Statistical test for survey question with 3 response option 'Yes' 'No' 'Not sure' I am looking for solution for a problem related to social science survey. The problem is.... Suppose my hypothesis is “Majority of customers prefer my new product” – which I want to establish through statistical test. So I have set the question in questionnaire that [“Do you prefer my new product?” with 3 response options ‘Yes’, ‘No’, ‘Not sure’] and completed a survey from 100 respondents. From which I received that 80% respondents replied for ‘Yes’, 15% for ‘No’ and 5% for ‘Not sure’. Now what statistical test should I do to establish the above result so that I can conclude that “Majority prefer my new product”, is it Binomial Test, or One-sample T Test, or Z Test, or something else? Please help in details.
 A: You map the responses to your definition of 'prefer':
    Response:             Prefers new product?

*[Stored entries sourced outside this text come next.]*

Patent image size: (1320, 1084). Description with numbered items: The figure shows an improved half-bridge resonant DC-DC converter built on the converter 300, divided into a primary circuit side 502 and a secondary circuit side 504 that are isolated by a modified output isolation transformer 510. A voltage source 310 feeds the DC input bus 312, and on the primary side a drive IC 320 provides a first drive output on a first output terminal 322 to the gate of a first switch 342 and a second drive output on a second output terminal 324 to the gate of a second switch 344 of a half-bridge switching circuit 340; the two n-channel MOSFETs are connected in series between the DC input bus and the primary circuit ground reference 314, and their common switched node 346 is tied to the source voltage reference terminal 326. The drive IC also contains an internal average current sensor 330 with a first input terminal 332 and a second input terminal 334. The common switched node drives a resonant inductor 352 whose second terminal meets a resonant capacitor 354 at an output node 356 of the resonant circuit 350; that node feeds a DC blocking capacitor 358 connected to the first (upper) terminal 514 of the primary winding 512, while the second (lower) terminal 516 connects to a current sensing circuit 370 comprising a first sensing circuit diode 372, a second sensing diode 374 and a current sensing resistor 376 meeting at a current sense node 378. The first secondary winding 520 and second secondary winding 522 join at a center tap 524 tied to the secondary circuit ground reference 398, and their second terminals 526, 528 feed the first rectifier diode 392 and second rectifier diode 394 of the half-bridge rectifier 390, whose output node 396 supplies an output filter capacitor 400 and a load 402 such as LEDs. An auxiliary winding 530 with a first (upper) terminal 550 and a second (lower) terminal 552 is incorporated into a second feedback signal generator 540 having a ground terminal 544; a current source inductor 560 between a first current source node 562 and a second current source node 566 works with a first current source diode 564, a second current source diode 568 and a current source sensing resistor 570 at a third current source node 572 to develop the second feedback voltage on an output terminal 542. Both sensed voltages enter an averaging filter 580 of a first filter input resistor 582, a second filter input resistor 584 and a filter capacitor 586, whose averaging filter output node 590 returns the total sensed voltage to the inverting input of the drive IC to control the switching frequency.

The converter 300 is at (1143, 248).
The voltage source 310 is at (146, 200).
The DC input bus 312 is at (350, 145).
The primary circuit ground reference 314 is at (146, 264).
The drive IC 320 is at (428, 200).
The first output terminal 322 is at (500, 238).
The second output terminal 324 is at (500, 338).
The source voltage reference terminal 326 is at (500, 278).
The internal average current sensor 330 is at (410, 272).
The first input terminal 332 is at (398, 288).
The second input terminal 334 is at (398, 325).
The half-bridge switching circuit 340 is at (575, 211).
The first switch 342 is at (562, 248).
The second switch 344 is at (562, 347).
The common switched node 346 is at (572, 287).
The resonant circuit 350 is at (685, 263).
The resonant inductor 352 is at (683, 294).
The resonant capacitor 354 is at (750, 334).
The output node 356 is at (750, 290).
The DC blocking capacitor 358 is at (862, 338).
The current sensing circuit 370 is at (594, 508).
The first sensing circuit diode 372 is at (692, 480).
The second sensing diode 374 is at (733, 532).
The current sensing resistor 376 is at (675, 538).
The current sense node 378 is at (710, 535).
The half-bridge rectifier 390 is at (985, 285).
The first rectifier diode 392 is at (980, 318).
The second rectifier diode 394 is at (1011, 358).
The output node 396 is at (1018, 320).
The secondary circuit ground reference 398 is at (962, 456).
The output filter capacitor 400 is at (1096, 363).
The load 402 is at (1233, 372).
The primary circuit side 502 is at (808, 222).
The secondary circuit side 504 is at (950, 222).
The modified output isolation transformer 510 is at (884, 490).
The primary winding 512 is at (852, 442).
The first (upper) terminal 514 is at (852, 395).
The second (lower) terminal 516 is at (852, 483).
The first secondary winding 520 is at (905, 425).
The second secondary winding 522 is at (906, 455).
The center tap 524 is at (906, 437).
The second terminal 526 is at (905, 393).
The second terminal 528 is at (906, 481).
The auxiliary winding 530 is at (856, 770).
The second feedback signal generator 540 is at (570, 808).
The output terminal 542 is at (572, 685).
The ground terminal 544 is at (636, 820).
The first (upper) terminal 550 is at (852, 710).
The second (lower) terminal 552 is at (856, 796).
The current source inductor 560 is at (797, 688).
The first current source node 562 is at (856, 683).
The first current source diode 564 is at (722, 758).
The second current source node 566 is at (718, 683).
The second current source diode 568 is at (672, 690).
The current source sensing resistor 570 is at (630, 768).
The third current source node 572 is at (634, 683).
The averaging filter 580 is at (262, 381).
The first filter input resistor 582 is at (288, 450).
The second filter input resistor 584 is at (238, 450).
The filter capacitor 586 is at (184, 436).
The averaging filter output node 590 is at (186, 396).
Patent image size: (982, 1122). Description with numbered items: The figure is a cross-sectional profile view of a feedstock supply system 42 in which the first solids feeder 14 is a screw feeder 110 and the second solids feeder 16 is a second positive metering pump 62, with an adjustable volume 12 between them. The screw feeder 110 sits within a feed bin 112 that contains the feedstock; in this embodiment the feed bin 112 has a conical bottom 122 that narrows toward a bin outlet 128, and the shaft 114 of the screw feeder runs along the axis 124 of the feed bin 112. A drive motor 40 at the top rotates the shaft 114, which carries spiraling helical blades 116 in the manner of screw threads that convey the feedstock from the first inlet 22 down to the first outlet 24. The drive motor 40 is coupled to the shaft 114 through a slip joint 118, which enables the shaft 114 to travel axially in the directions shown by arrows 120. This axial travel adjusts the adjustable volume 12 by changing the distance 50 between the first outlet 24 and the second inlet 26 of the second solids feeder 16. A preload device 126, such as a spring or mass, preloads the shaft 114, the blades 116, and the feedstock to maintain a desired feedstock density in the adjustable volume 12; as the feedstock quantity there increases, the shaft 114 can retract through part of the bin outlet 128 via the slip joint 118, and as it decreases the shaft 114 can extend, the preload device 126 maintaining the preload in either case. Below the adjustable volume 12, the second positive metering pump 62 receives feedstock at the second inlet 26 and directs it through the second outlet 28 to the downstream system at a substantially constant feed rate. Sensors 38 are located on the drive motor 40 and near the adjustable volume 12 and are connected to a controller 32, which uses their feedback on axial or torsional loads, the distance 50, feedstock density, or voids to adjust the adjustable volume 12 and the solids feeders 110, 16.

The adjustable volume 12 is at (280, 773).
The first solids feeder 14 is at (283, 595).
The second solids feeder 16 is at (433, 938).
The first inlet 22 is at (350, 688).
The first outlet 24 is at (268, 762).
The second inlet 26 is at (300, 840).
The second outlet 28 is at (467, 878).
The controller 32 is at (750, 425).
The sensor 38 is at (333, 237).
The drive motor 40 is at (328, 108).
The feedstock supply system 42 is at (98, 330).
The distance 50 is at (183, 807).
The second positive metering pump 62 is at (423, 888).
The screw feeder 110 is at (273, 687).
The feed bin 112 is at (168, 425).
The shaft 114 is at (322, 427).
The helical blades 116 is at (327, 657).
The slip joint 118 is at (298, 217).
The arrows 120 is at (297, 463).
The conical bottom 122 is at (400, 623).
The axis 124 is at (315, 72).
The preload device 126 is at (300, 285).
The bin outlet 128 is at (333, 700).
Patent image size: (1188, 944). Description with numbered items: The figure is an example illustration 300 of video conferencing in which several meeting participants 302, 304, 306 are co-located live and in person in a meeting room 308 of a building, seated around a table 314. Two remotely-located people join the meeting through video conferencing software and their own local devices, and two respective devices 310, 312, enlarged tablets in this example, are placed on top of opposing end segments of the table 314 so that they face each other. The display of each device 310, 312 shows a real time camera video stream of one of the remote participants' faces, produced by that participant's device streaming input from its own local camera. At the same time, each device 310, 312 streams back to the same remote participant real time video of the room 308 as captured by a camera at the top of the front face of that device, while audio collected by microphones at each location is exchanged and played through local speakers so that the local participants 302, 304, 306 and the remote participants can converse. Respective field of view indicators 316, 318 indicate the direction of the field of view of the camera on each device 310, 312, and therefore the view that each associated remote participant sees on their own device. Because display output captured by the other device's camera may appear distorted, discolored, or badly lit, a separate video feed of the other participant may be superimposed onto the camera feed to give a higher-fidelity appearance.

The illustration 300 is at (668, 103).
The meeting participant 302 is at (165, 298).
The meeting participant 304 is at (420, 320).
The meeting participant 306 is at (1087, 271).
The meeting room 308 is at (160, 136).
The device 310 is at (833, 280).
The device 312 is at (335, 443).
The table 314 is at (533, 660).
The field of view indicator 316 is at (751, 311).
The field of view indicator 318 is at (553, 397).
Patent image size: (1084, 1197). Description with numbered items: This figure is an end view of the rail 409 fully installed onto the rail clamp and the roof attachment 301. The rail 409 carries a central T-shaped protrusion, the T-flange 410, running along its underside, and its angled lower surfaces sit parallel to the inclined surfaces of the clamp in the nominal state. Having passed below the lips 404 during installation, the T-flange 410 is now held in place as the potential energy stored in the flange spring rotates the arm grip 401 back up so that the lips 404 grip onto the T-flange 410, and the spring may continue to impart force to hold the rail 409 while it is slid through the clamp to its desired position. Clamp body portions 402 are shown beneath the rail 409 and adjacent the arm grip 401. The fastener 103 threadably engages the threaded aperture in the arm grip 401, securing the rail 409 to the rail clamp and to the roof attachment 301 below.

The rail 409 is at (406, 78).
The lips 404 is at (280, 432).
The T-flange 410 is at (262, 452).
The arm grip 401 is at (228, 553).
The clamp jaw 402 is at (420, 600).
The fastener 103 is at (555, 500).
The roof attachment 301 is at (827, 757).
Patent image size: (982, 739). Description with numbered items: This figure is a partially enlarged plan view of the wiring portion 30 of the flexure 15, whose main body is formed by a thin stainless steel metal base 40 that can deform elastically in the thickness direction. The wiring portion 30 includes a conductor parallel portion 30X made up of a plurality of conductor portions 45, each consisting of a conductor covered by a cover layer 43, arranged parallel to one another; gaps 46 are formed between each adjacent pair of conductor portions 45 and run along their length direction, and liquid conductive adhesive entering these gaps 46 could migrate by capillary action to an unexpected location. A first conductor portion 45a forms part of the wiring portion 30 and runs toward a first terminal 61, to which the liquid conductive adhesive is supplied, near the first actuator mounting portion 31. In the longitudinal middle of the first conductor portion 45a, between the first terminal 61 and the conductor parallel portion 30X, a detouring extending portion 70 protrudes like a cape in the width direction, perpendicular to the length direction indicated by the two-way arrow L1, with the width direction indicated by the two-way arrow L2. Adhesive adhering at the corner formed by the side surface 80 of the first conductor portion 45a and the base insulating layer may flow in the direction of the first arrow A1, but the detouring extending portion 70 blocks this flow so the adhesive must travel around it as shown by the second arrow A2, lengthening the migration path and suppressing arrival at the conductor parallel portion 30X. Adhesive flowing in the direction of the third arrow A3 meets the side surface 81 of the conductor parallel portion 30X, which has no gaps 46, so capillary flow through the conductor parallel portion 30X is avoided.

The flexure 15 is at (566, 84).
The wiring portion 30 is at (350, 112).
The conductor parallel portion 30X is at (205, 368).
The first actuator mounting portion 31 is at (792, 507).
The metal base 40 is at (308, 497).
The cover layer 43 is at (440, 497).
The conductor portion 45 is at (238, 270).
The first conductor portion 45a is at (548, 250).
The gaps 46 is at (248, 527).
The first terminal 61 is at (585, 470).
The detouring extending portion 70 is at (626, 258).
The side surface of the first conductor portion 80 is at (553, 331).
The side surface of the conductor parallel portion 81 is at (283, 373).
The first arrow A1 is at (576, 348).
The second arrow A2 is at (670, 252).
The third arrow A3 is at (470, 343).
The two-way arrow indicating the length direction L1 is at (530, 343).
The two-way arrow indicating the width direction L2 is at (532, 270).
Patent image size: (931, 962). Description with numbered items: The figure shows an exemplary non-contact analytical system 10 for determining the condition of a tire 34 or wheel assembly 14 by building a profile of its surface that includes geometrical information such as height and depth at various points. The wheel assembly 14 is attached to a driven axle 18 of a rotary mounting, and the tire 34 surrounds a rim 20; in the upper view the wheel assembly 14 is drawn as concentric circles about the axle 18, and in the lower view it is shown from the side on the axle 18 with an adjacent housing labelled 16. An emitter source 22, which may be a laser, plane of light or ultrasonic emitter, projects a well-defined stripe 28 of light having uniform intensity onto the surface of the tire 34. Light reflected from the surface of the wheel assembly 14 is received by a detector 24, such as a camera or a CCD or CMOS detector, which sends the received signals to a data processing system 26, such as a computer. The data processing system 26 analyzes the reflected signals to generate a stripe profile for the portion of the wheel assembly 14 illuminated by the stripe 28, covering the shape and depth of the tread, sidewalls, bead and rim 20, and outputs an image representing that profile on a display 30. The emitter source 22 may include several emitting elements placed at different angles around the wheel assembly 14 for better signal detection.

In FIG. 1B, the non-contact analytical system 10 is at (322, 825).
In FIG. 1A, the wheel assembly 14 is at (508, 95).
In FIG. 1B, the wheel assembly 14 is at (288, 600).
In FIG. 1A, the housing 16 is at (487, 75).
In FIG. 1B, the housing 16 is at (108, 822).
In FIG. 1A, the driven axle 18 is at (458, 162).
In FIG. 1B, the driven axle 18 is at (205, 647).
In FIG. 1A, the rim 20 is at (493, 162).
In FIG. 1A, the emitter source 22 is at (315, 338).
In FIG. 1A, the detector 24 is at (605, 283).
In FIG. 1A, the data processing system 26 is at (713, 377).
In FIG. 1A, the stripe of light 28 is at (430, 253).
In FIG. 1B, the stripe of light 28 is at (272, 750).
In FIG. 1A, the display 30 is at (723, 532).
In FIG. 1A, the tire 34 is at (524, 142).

     Yes                   yes
     Don't know            no
     No                    no

Keep in mind that a majority is >50%. Obviously you're not interested in whether  a majority of your sample prefers it (you don't need a statistical test for that). You want to see if your sample result is more than could be explained by random variation about a population quantity that wasn't a majority.
The next thing to worry about is whether you're doing a one-sided or two-sided test. From what you say in your question I assume you want one-sided - that is, to test the null that no more than 50% of the population prefer the new product against the alternative that a majority prefer it. It may be that instead you want to pick up a majority in either direction, which would be a two-sided alternative.
So for the one-sided test you have 
$H_0: \text{no more than 50% prefer the new product}\qquad$   versus
$H_1: \text{a majority prefer the new product}\qquad$ 
And you compare your sample proportion (of 80 out of 100) with the highest population proportion under the null.
You'd use a binomial test for this, though with $n=100$, you'd be able to use the normal (z-test) approximation.